Seems to me to be long winded way of saying "we've fixed fuck all at the moment"
Re: F.T.A.
In the UK it's Openreach speak for "We've identified and put a paint mark on the bit of pavement where the hole is going to be dug ..."
Re: F.T.A.
“…but we’re waiting for the council to resurface the road all nice and fresh and smooth before we dig our hole & crudely patch it to the industry-standard 0.5” below the rest of the surface.”
Transport technologies
It's worth pointing out that a fiber is only the physical layer. It could be carrying any one of a number of upper-layer protocols (Ethernet-based, ATM or SDH/SONET etc) and not just limited to 'internet' traffic, which may account for the different level of impact on the end-users.

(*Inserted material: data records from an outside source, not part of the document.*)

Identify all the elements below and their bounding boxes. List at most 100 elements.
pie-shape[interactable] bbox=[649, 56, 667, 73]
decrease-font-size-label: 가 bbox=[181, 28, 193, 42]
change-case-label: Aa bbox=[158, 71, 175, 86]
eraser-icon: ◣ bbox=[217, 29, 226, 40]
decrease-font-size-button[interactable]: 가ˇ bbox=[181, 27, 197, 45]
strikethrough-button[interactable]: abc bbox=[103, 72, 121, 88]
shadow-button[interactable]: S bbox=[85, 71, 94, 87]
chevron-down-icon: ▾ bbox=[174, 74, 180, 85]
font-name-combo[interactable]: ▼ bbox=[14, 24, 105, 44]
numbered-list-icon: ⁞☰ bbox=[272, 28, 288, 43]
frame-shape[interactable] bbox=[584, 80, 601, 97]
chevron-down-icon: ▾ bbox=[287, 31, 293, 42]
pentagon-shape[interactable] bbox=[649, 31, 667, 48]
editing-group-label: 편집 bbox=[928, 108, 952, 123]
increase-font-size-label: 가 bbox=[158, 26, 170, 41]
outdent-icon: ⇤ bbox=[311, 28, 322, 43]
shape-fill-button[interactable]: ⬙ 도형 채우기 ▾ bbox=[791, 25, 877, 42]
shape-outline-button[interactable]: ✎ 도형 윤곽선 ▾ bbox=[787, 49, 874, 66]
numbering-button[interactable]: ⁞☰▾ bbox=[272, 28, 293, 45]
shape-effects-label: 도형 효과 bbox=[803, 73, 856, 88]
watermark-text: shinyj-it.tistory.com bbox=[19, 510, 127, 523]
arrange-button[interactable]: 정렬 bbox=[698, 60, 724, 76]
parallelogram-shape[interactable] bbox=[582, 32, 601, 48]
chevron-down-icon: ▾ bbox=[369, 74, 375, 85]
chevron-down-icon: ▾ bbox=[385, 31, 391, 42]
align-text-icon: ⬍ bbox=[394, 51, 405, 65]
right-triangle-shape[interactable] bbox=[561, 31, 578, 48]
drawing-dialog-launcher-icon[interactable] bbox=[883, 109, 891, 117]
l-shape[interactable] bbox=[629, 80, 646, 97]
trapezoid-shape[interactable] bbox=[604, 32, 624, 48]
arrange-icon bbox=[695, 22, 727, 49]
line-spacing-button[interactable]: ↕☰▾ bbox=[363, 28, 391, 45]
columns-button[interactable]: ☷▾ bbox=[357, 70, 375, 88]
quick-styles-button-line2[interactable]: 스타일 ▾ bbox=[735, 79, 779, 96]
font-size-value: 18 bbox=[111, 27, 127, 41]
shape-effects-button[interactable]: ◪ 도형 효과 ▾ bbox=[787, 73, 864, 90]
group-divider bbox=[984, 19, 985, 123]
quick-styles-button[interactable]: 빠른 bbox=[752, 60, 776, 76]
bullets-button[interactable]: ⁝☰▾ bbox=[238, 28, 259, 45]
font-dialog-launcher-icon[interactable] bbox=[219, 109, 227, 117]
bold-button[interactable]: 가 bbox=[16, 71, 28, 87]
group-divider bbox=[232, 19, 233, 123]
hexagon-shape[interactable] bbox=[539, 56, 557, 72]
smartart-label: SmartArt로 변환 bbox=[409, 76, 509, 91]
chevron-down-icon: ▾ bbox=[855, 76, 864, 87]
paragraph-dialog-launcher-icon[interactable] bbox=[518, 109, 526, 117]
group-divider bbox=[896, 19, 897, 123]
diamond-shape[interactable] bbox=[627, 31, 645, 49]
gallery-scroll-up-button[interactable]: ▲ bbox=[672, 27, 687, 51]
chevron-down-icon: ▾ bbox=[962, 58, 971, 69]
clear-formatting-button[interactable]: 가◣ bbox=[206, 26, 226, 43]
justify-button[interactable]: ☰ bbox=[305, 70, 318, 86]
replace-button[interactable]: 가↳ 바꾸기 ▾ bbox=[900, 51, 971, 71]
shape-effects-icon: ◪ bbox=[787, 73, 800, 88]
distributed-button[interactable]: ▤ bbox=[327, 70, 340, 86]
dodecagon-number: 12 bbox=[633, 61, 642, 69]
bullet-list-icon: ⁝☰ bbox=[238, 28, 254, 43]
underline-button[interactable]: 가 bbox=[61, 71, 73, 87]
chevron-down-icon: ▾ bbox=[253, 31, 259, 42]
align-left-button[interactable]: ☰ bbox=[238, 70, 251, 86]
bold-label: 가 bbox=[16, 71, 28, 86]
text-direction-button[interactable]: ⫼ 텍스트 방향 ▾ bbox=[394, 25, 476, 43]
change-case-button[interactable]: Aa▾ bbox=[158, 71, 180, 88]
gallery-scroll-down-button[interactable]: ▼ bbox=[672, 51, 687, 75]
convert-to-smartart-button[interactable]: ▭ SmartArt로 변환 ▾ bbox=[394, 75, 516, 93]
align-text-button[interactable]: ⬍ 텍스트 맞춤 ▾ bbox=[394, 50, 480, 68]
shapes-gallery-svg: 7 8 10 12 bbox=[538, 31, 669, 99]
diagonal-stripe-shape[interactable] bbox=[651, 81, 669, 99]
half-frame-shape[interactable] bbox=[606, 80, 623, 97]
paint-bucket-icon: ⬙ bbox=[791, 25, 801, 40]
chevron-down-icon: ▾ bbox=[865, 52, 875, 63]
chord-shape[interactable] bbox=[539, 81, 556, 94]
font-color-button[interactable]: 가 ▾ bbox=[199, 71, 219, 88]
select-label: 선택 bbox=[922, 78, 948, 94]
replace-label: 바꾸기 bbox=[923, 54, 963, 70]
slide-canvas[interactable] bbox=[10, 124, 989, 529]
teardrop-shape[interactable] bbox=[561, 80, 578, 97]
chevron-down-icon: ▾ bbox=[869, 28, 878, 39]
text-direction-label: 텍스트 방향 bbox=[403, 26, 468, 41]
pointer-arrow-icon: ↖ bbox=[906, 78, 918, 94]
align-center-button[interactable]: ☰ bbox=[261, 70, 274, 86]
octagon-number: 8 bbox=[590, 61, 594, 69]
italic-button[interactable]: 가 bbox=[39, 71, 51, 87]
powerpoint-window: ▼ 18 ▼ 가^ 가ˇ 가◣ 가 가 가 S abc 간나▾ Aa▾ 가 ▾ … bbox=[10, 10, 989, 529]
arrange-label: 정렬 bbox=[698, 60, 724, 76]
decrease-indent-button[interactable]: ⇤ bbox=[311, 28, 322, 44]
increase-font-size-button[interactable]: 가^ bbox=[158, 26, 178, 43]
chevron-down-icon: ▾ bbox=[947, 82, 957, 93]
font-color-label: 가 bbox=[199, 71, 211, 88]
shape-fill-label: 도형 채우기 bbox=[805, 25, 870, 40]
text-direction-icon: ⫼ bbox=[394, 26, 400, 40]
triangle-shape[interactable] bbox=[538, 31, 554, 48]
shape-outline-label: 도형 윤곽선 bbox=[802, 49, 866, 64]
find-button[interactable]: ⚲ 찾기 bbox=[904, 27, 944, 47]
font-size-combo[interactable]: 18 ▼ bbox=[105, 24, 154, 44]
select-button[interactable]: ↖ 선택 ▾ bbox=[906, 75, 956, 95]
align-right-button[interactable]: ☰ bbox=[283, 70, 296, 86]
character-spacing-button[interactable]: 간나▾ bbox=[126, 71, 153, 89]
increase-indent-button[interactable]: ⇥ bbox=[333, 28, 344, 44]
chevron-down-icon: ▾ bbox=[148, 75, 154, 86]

Fiber breaks are not uncommon on land for various reasons (Usually ground-works involving a digger and/or insufficient mapping and human error), and thankfully less common on high-capacity undersea cables. For a while, the most common cause (here in the UK, anyway) was thieves thinking the 'cable' they were stealing contained copper that could be weighed-in/sold for scrap..
I've got some experience in designing-in redundancy within SDH/SONET (Think MSP/MSPRING/SNCP) to consciously plan for the inevitable fiber faults during network build-out, and I guess other technology-specific protection mechanisms are available [1] for the different layers. It helps if you think about this sort of thing ahead of construction [2] .
Who knows what (if any) transmission-protecting mechanisms were in use on the severed cables in France....some people will pay for it up-front, and some won't :-)
[1] Anyone know how you protect the individual wavelengths in a DWDM system? If you do, please give me a hint!
[2] The usual 'gotcha' here is that you take the trouble to route physical links over geographically diverse/difference routes in the infrastructure you control, only to find later that all of the protected paths end up in a single building/power zone/underground ducting etc. courtesy of someone more cost-conscious or less diligent than you!
Resistant to breaks
The original internet was designed to be resistant to breaks in the network, with traffic re-routed around them. But who knows what the modern accountants have imposed on us?